KIND OF SURPRISED YOU DIDN'T BUY MORE RAM

mkesper · on Sept 7, 2015

Problem seems to be solved in Python 3.3+: http://bugs.python.org/issue11849 The article mentions some interesting disgnostic tools, though.

Drdrdrq · on Sept 7, 2015

The linked issue probably has nothing to do with the case (see last 3 comments on issue page).

Nice summary of python memory debugging tools though. I would add dowser to the list too.

hydrogen18 · on Sept 7, 2015

If you think you actually have a memory leak in python, the first thing to do is to recompile without the internal memory manager in python. This avoids the problem the author is addressing.

jsmeaton · on Sept 8, 2015

Can you expand on this a little more or provide some links that explain? What happens to memory if you remove the memory manager?

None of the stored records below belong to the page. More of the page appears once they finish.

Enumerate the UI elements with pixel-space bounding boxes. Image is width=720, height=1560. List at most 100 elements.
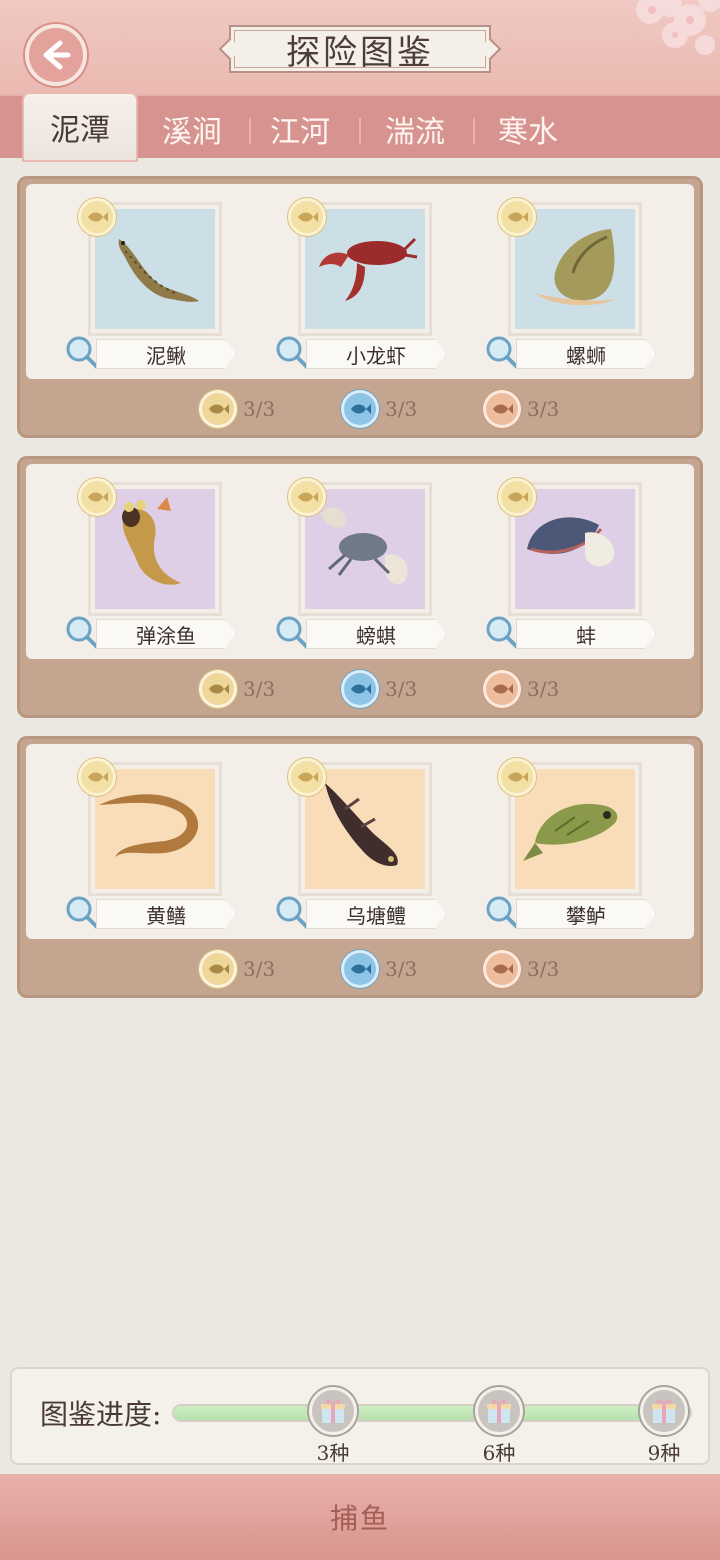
- species-name: 蚌: [516, 619, 656, 649]
- rank-badge: [288, 198, 326, 236]
- fish-icon: [88, 212, 108, 222]
- tab-stream[interactable]: 溪涧: [136, 102, 248, 156]
- arrow-left-icon: [43, 40, 71, 70]
- fishing-button[interactable]: 捕鱼: [0, 1474, 720, 1560]
- back-button[interactable]: [25, 24, 87, 86]
- rank-badge: [78, 758, 116, 796]
- tab-cold-water[interactable]: 寒水: [472, 102, 584, 156]
- fishing-net-icon: [276, 616, 309, 649]
- copper-fish-coin-icon: [483, 390, 521, 428]
- fishing-net-icon: [66, 336, 99, 369]
- stat-value: 3/3: [527, 397, 560, 421]
- copper-fish-coin-icon: [483, 670, 521, 708]
- rank-badge: [78, 198, 116, 236]
- rank-badge: [498, 478, 536, 516]
- card-panel: 泥鳅 小龙虾 螺蛳: [26, 184, 694, 379]
- blue-fish-coin-icon: [341, 390, 379, 428]
- fishing-net-icon: [486, 616, 519, 649]
- copper-tier-count: 3/3: [483, 949, 559, 989]
- species-item[interactable]: 蚌: [466, 464, 656, 659]
- tab-mud-pond[interactable]: 泥潭: [24, 94, 136, 160]
- species-name: 攀鲈: [516, 899, 656, 929]
- blue-tier-count: 3/3: [341, 389, 417, 429]
- rank-badge: [498, 198, 536, 236]
- cherry-blossom-decoration: [636, 0, 720, 55]
- rank-badge: [78, 478, 116, 516]
- blue-tier-count: 3/3: [341, 949, 417, 989]
- stat-value: 3/3: [385, 957, 418, 981]
- fish-icon: [508, 772, 528, 782]
- fish-icon: [298, 772, 318, 782]
- fish-icon: [88, 772, 108, 782]
- gift-box-icon: [321, 1399, 345, 1423]
- species-name: 泥鳅: [96, 339, 236, 369]
- species-group-card: 弹涂鱼 螃蜞 蚌 3/3 3/3 3/3: [17, 456, 703, 718]
- stat-value: 3/3: [243, 677, 276, 701]
- milestone-gift-button[interactable]: [640, 1387, 688, 1435]
- milestone-gift-button[interactable]: [309, 1387, 357, 1435]
- species-name: 黄鳝: [96, 899, 236, 929]
- gift-box-icon: [487, 1399, 511, 1423]
- milestone-label: 9种: [647, 1441, 681, 1465]
- stat-value: 3/3: [527, 677, 560, 701]
- species-item[interactable]: 乌塘鳢: [256, 744, 446, 939]
- gold-fish-coin-icon: [199, 670, 237, 708]
- tab-label: 寒水: [498, 115, 558, 150]
- copper-fish-coin-icon: [483, 950, 521, 988]
- blue-tier-count: 3/3: [341, 669, 417, 709]
- fish-icon: [508, 212, 528, 222]
- fishing-net-icon: [276, 336, 309, 369]
- progress-label: 图鉴进度:: [40, 1398, 162, 1431]
- stat-value: 3/3: [385, 397, 418, 421]
- header: 探险图鉴: [0, 0, 720, 96]
- card-panel: 黄鳝 乌塘鳢 攀鲈: [26, 744, 694, 939]
- species-item[interactable]: 黄鳝: [46, 744, 236, 939]
- rank-badge: [288, 478, 326, 516]
- card-panel: 弹涂鱼 螃蜞 蚌: [26, 464, 694, 659]
- milestone-label: 6种: [482, 1441, 516, 1465]
- species-item[interactable]: 攀鲈: [466, 744, 656, 939]
- gold-tier-count: 3/3: [199, 949, 275, 989]
- collection-progress-panel: 图鉴进度: 3种 6种 9种: [10, 1367, 710, 1465]
- species-name: 螺蛳: [516, 339, 656, 369]
- fish-icon: [298, 492, 318, 502]
- tab-label: 江河: [270, 115, 330, 150]
- blue-fish-coin-icon: [341, 950, 379, 988]
- copper-tier-count: 3/3: [483, 669, 559, 709]
- species-item[interactable]: 螺蛳: [466, 184, 656, 379]
- tab-rapids[interactable]: 湍流: [359, 102, 471, 156]
- fishing-net-icon: [486, 336, 519, 369]
- stat-value: 3/3: [527, 957, 560, 981]
- species-item[interactable]: 小龙虾: [256, 184, 446, 379]
- gold-fish-coin-icon: [199, 390, 237, 428]
- fish-icon: [88, 492, 108, 502]
- stat-value: 3/3: [243, 957, 276, 981]
- fishing-net-icon: [66, 616, 99, 649]
- progress-bar: [172, 1404, 692, 1422]
- fishing-net-icon: [276, 896, 309, 929]
- rank-badge: [288, 758, 326, 796]
- fish-icon: [508, 492, 528, 502]
- fishing-button-label: 捕鱼: [329, 1502, 390, 1535]
- species-item[interactable]: 弹涂鱼: [46, 464, 236, 659]
- gift-box-icon: [652, 1399, 676, 1423]
- tab-label: 泥潭: [50, 113, 110, 148]
- milestone-gift-button[interactable]: [475, 1387, 523, 1435]
- gold-tier-count: 3/3: [199, 669, 275, 709]
- species-name: 螃蜞: [306, 619, 446, 649]
- stat-value: 3/3: [243, 397, 276, 421]
- copper-tier-count: 3/3: [483, 389, 559, 429]
- habitat-tab-bar: 泥潭 溪涧 江河 湍流 寒水: [0, 94, 720, 160]
- tab-river[interactable]: 江河: [244, 102, 356, 156]
- species-item[interactable]: 泥鳅: [46, 184, 236, 379]
- progress-fill: [174, 1406, 690, 1420]
- stat-value: 3/3: [385, 677, 418, 701]
- species-item[interactable]: 螃蜞: [256, 464, 446, 659]
- species-group-card: 泥鳅 小龙虾 螺蛳 3/3 3/3 3/3: [17, 176, 703, 438]
- fishing-net-icon: [486, 896, 519, 929]
- species-name: 弹涂鱼: [96, 619, 236, 649]
- blue-fish-coin-icon: [341, 670, 379, 708]
- fishing-net-icon: [66, 896, 99, 929]
- species-group-card: 黄鳝 乌塘鳢 攀鲈 3/3 3/3 3/3: [17, 736, 703, 998]
- milestone-label: 3种: [316, 1441, 350, 1465]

hydrogen18 · on Sept 8, 2015

It just uses the provided malloc & free implementations from the underlying C standard library.

vvanders · on Sept 8, 2015

Kinda surprised the author didn't know about compacting GCs that solve memory fragmentation(at the cost if having a GC).

rasz_pl · on Sept 8, 2015

tldr: uses python 2.x, discovers known, fixed long ago behaviour

curiousjorge · on Sept 7, 2015

import resource import objgraph

these are some golden modules that I never knew about